It's about 45 degrees Celsius on a Thursday afternoon, and Mrs Gupta is out on the streets of New Delhi protesting. She usually buys her weekly stock of vegetables at this time. So, what drove this homemaker to turn protestor?
"My husband works as an adminstrator and earns around $500 a month. We have three children and going by the way his salary is, we have to save every rupee to put them through college," she says.
"Prices are increasing but our standard of living isn't. I want our government to listen to our demands."
It's a common worry among other middle-class Indians. The economy is at its lowest ebb in years, and the standard of living is not matching people's aspirations. It is clearly something many haven't prepared for.
'The Indian dream'
Since the 1990's when India's economy opened up from the shackles of state control, it's been in the headlines for doing (almost) everything economically right.
Double-digit growth figures, rising income levels and being a darling with global investors was what the Indian growth story was all about. So, instead of waiting for rich relatives to visit from abroad, many Indians could now afford to buy fridges, microwaves and, yes, even imported chocolate in their own country.
This argument, of course, excludes millions of others who still live on the barest of essentials. India's burgeoning middle class, however, now had a shot at finally aspiring to the 'Indian dream'. A dream which involved good jobs, better salaries and a college education for their kids.
That dream is now collapsing.
The Indian rupee has fallen to its worst levels, dropping its value by 25 per cent against the US dollar in less than a year. The latest GDP figures released on Thursday show that growth has slowed to 5.3 per cent, much less than a government forecast of 6.9 per cent. Plus, India's trade deficit has widened to $180bn from a projected $160bn.

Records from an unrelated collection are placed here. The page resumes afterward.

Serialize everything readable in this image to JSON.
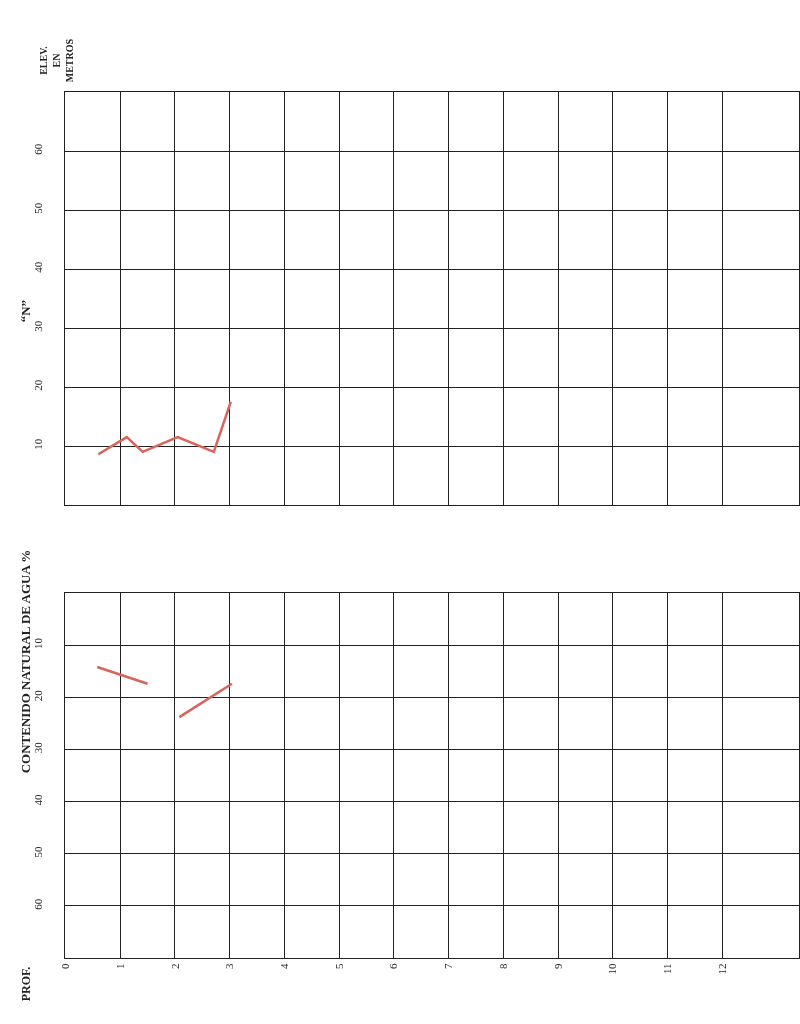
{
  "chart_data": [
    {
      "type": "line",
      "ylabel": "“N”",
      "annotations": [
        "ELEV. EN METROS"
      ],
      "series": [
        {
          "color": "#d9645a",
          "x": [
            0.6,
            1.12,
            1.41,
            2.05,
            2.71,
            3.02
          ],
          "values": [
            8.6,
            11.5,
            9,
            11.5,
            9,
            17.5
          ]
        }
      ],
      "xlim": [
        0,
        13.4
      ],
      "xticks": [
        0,
        1,
        2,
        3,
        4,
        5,
        6,
        7,
        8,
        9,
        10,
        11,
        12
      ],
      "ylim": [
        0,
        70
      ],
      "yticks": [
        10,
        20,
        30,
        40,
        50,
        60
      ],
      "grid": true,
      "tick_labels": "y",
      "marker": "none",
      "line_style": "solid"
    },
    {
      "type": "line",
      "ylabel": "CONTENIDO NATURAL DE AGUA %",
      "annotations": [
        "PROF."
      ],
      "series": [
        {
          "color": "#d9645a",
          "x": [
            0.58,
            1.5,
            1.8,
            2.08,
            3.04
          ],
          "values": [
            14.2,
            17.4,
            null,
            23.8,
            17.4
          ]
        }
      ],
      "xlim": [
        0,
        13.4
      ],
      "xticks": [
        0,
        1,
        2,
        3,
        4,
        5,
        6,
        7,
        8,
        9,
        10,
        11,
        12
      ],
      "ylim": [
        70,
        0
      ],
      "yticks": [
        10,
        20,
        30,
        40,
        50,
        60
      ],
      "grid": true,
      "marker": "none",
      "line_style": "solid"
    }
  ]
}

"Lower GDP growth means lower economic activity. Lower economic activity means that the incomes of people would be less than when the economy was at eight to nine per cent," Sunil Sinha, an economist from CRISIL India, told Al Jazeera.
"Similarly it will also impact the business as the topline of businesses would not be able to grow at the same base as when the economy was growing at eight to nine per cent."
In a nutshell, that's not good news. Fewer jobs will be created, salaries won't increase and because of a heavier import bill, domestic inflation will also rise.
So people like Mamata will have to learn to dream less. She works as a security guard in one of central Delhi's posh buildings and tells me how she's being affected by the current crisis.
"Everything is becoming more expensive. Petrol, cooking gas, even essentials like milk and yoghurt," she says. "I asked my bosses for a raise but they said they can't even think about it for another year."
Her dream to send her daughter to a good college may now be lost, if her savings don't match up with what she spends.
Austere times for the affluent
It's not just India's middle class who are tightening their belts. These are also austere times for the affluent.
Rishi Malhotra owns a spark plug manufacturing factory in the suburb of Noida. His factory's annual turnover is around $20m. The falling rupee, however, has meant that the cost of importing goods has shot up.
"We were always told that India's growth would never come down to less than nine per cent," he says.
"We survived the global meltdown and thought we would do much better than the rest of the world.
"But the government hasn't infused us with enough confidence. My costs have gone up mainly because the currency has been fluctuating wildly," he says.
So, to stabilise the economy, the government last week decided to raise petrol prices. Petrol is heavily subsidised in India and this subsidy is one of the biggest drains on the country's budget.
The domino effect of that decision has been Thursday's strike. And that's why Gupta says she's going to fight. Even if it means sweating it out in the blistering heat of an Indian summer.